In order to simplify the transition and save time trying to debug openCL kernels I've done the following steps:

  1. Implement the code in Cuda and test it on a Nvidia GeForce 760
  2. Implement the code in openCL and test it on a Nvidia GeForce 760
  3. test the openCL code on an Odroid XU3 board with a Mali T628 GPU.

I know that different architectures may have different optimizations but that isn't my main concern for now. I manged to run the openCL code on my Nvidia GPU with no apparent issues but keep getting strange errors when trying to run the code on the Odroid board. I know that different architectures have different handling of exceptions etc. but I'm not sure how to solve those.

Since the openCL code works on my Nvidia I assume that I managed to do the correct transition between thread/blocks -> workItems/workGroups etc. I already fixed several issues that relate to the cl_device_max_work_group_size issue so that can't be the cuase.

When running the code i'm getting a "CL_OUT_OF_RESOURCES" error. I've narrowed the cause of the error to 2 lines in the code but not sure to fix those issues.

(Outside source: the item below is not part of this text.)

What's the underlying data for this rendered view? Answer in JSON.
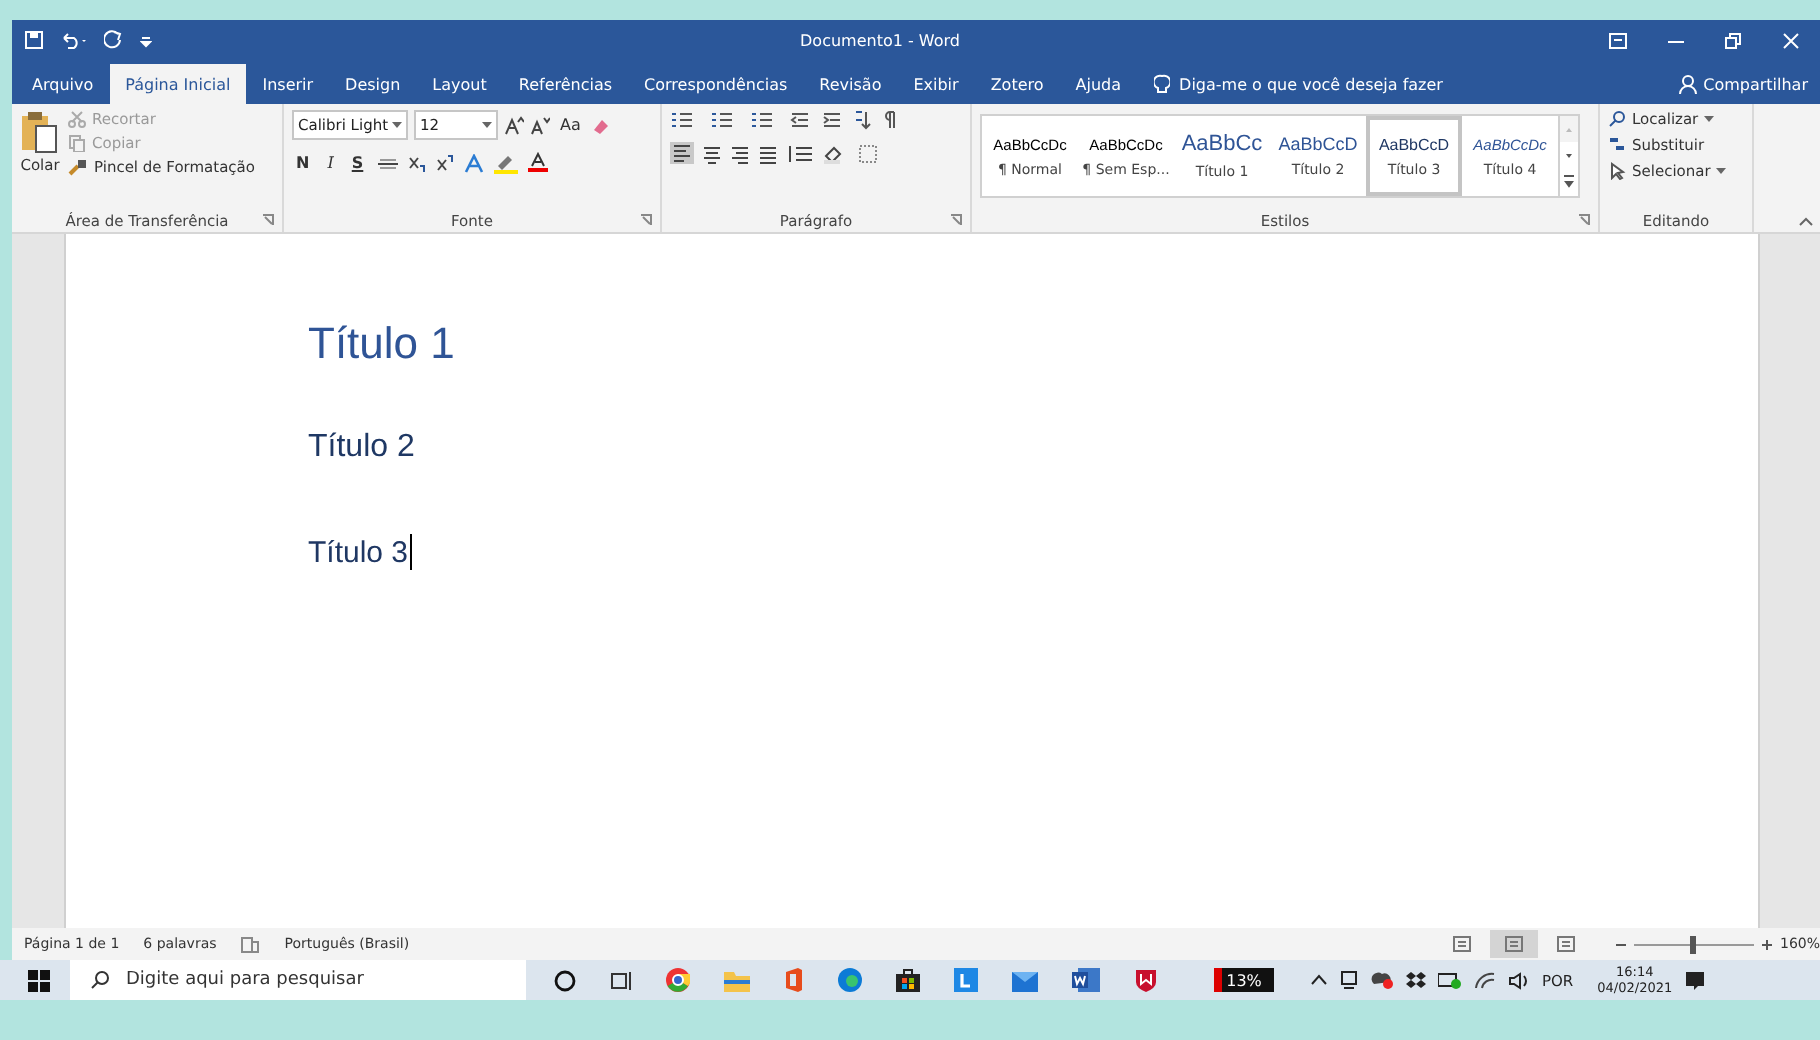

the error is caused by the following lines:

  1. lowestDist[pixelNum] = partialDiffSumTemp; both variables are private variables of the kernel and therefor I don't see any potential issue.
  2. d_disparityLeft[globalMemIdx + TILE_BOUNDARY_WIDTH - WINDOW_RADIUS + 0] = bestDisparity[0]; Here I guess the cause is "OUT_OF_BOUND" but not sure how to debug it since the original code doesn't have any issue.

My Kernel code is is:

#define ALIGN_IMAGE_WIDTH          64
#define NUM_PIXEL_PER_THREAD        4

#define MIN_DISPARITY               0  
#define MAX_DISPARITY              55  

#define WINDOW_SIZE                19 
#define WINDOW_RADIUS              (WINDOW_SIZE / 2)   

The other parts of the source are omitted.